Il y a quelques mois, j'avais interrogé le Gouvernement sur le danger posé par le retour des djihadistes sur le sol français. La garde des sceaux vient de répondre à la question écrite que j'avais posée sur ce sujet sensible, qui met en jeu la sécurité de nos concitoyens. Même si ce retour fera l'objet d'un suivi et de poursuites de la part de l'autorité judiciaire, je persiste à penser qu'il reste dangereux !

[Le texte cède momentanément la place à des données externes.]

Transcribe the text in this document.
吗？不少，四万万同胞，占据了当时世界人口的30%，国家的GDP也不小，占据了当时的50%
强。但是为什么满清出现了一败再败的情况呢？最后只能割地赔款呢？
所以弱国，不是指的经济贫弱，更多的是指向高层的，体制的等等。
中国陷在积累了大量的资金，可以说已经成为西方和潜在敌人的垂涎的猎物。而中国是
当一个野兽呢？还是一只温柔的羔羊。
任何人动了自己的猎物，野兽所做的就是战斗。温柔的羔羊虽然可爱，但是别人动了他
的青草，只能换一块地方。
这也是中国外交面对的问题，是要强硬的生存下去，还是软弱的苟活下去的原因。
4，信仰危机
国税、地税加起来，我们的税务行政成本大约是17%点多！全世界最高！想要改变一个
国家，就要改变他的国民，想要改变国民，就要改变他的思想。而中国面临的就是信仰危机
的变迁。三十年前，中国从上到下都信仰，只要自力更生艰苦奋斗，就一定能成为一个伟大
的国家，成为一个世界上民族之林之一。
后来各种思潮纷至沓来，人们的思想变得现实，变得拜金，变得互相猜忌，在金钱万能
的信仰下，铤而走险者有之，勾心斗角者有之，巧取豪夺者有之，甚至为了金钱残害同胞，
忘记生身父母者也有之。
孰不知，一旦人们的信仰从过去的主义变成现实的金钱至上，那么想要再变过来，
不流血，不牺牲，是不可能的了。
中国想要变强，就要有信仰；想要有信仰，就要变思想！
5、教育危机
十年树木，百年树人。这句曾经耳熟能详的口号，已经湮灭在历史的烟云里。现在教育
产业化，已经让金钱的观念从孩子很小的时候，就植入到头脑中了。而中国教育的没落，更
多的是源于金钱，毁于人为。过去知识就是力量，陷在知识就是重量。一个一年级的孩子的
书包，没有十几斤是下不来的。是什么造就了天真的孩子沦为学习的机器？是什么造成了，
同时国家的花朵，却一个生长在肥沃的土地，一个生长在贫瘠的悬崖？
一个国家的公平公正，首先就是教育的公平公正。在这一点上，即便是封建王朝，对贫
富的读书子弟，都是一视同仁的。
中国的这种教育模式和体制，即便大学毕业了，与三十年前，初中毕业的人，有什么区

Aucun ressortissant ou résident français majeur, homme ou femme, parti rejoindre une organisation terroriste sur le territoire irako-syrien, n’a fait l’objet d’une mesure de rapatriement organisée par l’État français depuis le début du conflit en 2011. Dans tous les cas, le sort des Français appréhendés sur zone reste dépendant de l’action et des intentions judiciaires souveraines des gouvernements étrangers qui les détiennent. Cependant, tout est ou sera mis en œuvre pour s’assurer que le traitement appliqué aux ressortissants français en Irak et en zone syrienne soit respectueux des grands principes de droit défendus par la France et reconnus par la communauté internationale. Il doit être rappelé que lorsque ces personnes rejoignent le territoire national, que ce soit par leur propre moyen ou par l’effet d’une expulsion décidée par un État étranger, elles sont systématiquement prises en compte, dès leur arrivée, par l’autorité judiciaire qui les place immédiatement sous un régime de contrainte. En effet, la section antiterroriste du parquet de Paris et, depuis son entrée en vigueur le 1er juillet 2019, le parquet national antiterroriste met en œuvre une politique de judiciarisation systématique des ressortissants français de retour de zone irako-syrienne qui se traduit par l’engagement immédiat de poursuites du chef d’association de malfaiteurs terroriste criminelle. Cette infraction, qui vient réprimer le fait d’avoir rejoint la zone irako-syrienne pour y mener le jihad armé est punie, depuis la loi du 21 juillet 2016, d’un maximum de 30 ans de réclusion criminelle. Cette politique pénale est applicable à l’ensemble des « revenants », qu’ils soient hommes, femmes ou mineurs adolescents suspectés d’avoir intégré les rangs des milices armées.